Oceanside, NY, May 17, 2010 --(PR.com
)-- South Nassau Communities Hospital surgeon Gregory Nishimura, MD FACS, a laparoscopic and bariatric surgeon, didn’t need to make a single incision to relieve Vernon Barber of chronic acid reflux disease.
That’s because Dr. Nishimura specializes in using a “minutely invasive” surgical device called the EsophyX® to perform a procedure called “transoral incisionless fundoplication” (TIF), which corrects the cause of chronic acid reflux disease (also known as gastroesophegeal reflux disease, or GERD).
“The fire has gone out and what is left is an occasional smoking ember,” said Mr. Barber. “The results of the surgery, I have to say, appear at this point in time to be a resounding success.”
Clinical studies show that 80 percent of patients that had TIF surgery reported a significant reduction or complete elimination of GERD symptoms. Approximately 79 percent of patients reported that two years after surgery they were still off daily medications, such as H2 blockers and proton pump inhibitors, which they had been using to alleviate and control the symptoms of GERD.

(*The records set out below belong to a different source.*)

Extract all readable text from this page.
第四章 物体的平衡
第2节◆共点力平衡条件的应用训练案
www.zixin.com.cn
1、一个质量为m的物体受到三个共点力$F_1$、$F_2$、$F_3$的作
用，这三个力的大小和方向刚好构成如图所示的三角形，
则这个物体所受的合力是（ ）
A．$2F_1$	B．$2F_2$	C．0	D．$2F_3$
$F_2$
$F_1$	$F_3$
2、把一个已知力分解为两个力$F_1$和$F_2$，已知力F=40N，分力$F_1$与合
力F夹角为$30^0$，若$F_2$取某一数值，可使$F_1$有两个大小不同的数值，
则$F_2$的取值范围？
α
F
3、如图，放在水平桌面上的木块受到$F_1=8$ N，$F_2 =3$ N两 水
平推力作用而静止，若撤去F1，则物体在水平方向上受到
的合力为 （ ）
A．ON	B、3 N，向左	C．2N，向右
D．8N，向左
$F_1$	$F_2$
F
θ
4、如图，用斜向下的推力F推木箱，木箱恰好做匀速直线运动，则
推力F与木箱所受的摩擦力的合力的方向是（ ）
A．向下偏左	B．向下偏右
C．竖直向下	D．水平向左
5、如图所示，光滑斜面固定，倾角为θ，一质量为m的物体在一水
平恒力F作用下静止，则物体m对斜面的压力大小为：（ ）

“It has been five months since I had the TIF procedure,” said Mr. Barber. “I am now able to eat and drink just about anything without significant ill effects and I am off of all medications that I needed to manage the reflux.”
GERD occurs when stomach acid or, occasionally, bile flows back (refluxes) into the food pipe (esophagus). This is caused by the weakening or loss of tone of the lower esophageal sphincter (LES), which is a complex band of smooth muscle tissue responsible for closing and opening the lower end of the esophagus and is essential for maintaining a pressure barrier against contents in the stomach. The weakening prevents the LES from closing up completely after food empties into the stomach, allowing acid from the stomach to back up into the esophagus.
The constant backwash of acid irritates the lining of the esophagus and causes GERD signs and symptoms including heartburn, chest pain, dry cough and difficulty swallowing (dysphagia); sour taste in the mouth; hoarseness or sore throat; regurgitation of food or sour liquid; and sensation of a lump in the throat.
To perform TIF, Dr. Nishimura enters the EsophyX into the body through the mouth rather than through an abdominal surgical incision. In combination with an endoscope (a medical device consisting of a long, thin, flexible or rigid tube with a light and a video camera to produce video of the inside of the patient's body on a high-definition monitor), the EsophyX is lowered down the esophagus and into the stomach.
The tip of the EsophyX is equipped with small surgical instrumentation to grip and cut tissue that allow Dr. Nishimura to pull together several folds of tissue in the LES, fasten it with “H” shaped sutures to strengthen and tighten the LES and reconstruct the antireflux valve at the gastroesophageal junction. This restores the function of the LES and eliminates the occurrence and continuation of GERD.
The patient benefits of the EsophyX approach as compared to traditional laproscopic or open GERD surgery includes shorter length of stay in the hospital, reduced discomfort after surgery and no scarring. “In fact, most patients are discharged from the hospital the next day and return to work and are able to perform normal daily activities within a week,” said Rajeev Vohra, MD, FACS, chief of minimally-invasive surgery and bariatric surgery at South Nassau.